The State Bank yesterday put a six-month moratorium on KASB Bank, allowing only small depositors to withdraw their money.
The bank has been in trouble for more than a year as it failed to meet SBP’s criterion for capital adequacy ratio (ADR). However, the banking circle believes that the bank came under attack of a banking tycoon who wants to buy majority shares in the bank.
“In order to protect the interest of depositors and other stakeholders and due to financial health and other circumstances of KASB Bank Limited, (“the bank”), the federal government, on the application of the State Bank, has placed KASB Bank Ltd under moratorium for a period of six months effective Nov 14, 2014,” said the State Bank in a statement issued for the media.
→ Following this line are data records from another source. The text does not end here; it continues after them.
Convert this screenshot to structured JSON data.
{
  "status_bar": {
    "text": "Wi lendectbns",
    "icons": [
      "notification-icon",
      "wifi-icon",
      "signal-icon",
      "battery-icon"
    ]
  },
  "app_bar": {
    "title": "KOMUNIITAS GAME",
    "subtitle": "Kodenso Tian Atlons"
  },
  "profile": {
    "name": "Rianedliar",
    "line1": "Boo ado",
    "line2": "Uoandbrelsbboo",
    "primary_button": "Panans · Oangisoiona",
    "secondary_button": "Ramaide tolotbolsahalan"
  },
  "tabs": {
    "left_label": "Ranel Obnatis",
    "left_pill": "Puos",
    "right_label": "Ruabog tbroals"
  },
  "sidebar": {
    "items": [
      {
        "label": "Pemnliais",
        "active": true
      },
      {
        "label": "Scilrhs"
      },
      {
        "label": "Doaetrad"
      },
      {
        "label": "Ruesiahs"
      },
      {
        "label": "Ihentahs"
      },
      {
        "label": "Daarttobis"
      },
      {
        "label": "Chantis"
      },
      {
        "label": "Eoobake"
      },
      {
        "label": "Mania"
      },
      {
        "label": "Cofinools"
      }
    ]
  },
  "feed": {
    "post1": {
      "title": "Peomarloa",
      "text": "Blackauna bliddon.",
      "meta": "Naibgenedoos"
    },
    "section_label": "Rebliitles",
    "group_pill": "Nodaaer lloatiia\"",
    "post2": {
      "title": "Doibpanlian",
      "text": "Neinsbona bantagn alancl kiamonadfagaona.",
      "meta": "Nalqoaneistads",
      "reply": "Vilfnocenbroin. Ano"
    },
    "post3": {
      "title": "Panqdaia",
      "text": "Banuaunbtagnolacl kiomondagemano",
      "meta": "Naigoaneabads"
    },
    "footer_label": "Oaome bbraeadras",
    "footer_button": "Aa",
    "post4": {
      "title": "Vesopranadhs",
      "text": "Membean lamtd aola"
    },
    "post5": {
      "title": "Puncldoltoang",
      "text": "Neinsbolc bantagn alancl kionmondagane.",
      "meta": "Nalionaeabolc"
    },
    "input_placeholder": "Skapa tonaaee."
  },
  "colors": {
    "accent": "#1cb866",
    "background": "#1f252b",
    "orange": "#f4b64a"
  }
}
Consequently, the payment of certain debts and obligations from the bank would be suspended while it would continue to receive all payments or recoveries due to the bank, said the SBP.
“The federal government has directed the State Bank to consider reconstruction or amalgamation of the bank as per the provisions of the Banking Companies Ordinance, 1962 within six months,” said the SBP.
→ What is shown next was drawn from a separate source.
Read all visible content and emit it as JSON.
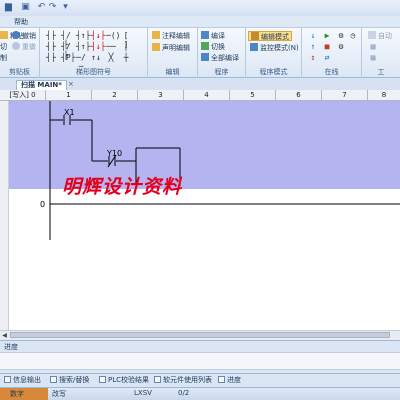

“Payment to the depositors of the bank having account balance of up to Rs300,000 on the date of placing of the bank under moratorium will not be affected,” said the SBP.
In this manner, more than 92.33 per cent of total account holders will be able to operate their accounts, said the SBP. “The account holders with balance of more than Rs300,000 as of effective date, however, would be able to withdraw up to the above permitted threshold only.”